Dancing Monkeys
lunes, 12 de agosto de 2013
Dancing Monkeys
Finished Gillian Flynn's Gone Girl, with the couple of Nick and Amy well on the way to becoming the happiest nuclear family, at least from the outside. A view on other couples when they were a happy New York couple, before "everything happened". The dancing monkeys passage, a recipe to marital bliss one way or the other:
Nick and I, we sometimes laugh, laugh out loud, at the horrible things women make their husbands do to prove their love. The pointless tasks, the myriad sacrifices, the endless small surrenders. We call these men the dancing monkeys.
Nick will come home, sweaty and salty and beer-loose from a day at the ballpark, and I'll curl up in his lap, ask him about the game, ask him if his friend Jack had a good time, and he'll say, "Oh, he came down with a case of the dancing monkeys—poor Jennifer was having a 'real stressful week' and really needed him at home."

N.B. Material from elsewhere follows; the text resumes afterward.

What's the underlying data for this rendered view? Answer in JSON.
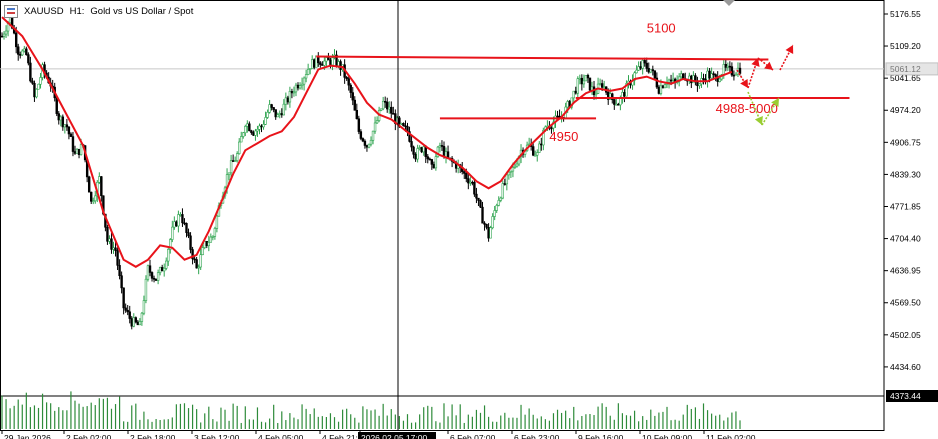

Or his buddy at work, who can't go out for drinks because his girlfriend really needs him to stop by some bistro where she is having dinner with a friend from out of town. So they can finally meet. And so she can show how obedient her monkey is: He comes when I call, and look how well groomed!
Wear this, don't wear that. Do this chore now and do this chore when you get a chance and by that I mean now. And definitely, definitely, give up the things you love for me, so I will have proof that you love me best. It's the female pissing contest—as we swan around our book clubs and our cocktail hours, there are few things women love more than being able to detail the sacrifices our men do for us. A call-and-response, the response being: "Ohhh, that's so sweet."
I am happy not to be in that club. I don't partake, I don't get off on emotional coertion, on forcing Nick to play some happy-hubby role—the shrugging, cheerful, dutiful taking out the trash, honey! role. Every wife's dream man, the counterpart to every man's fantasy of the sweet, hot, laid-back woman who loves sex and a stiff drink.
I like to think I am confident and secure and mature enough to know Nick loves me without him constantly proving it. I don't need pathetic dancing-monkey scenarios to repeat to my friends; I am content with letting him be himself.
I don't know why women find that so hard.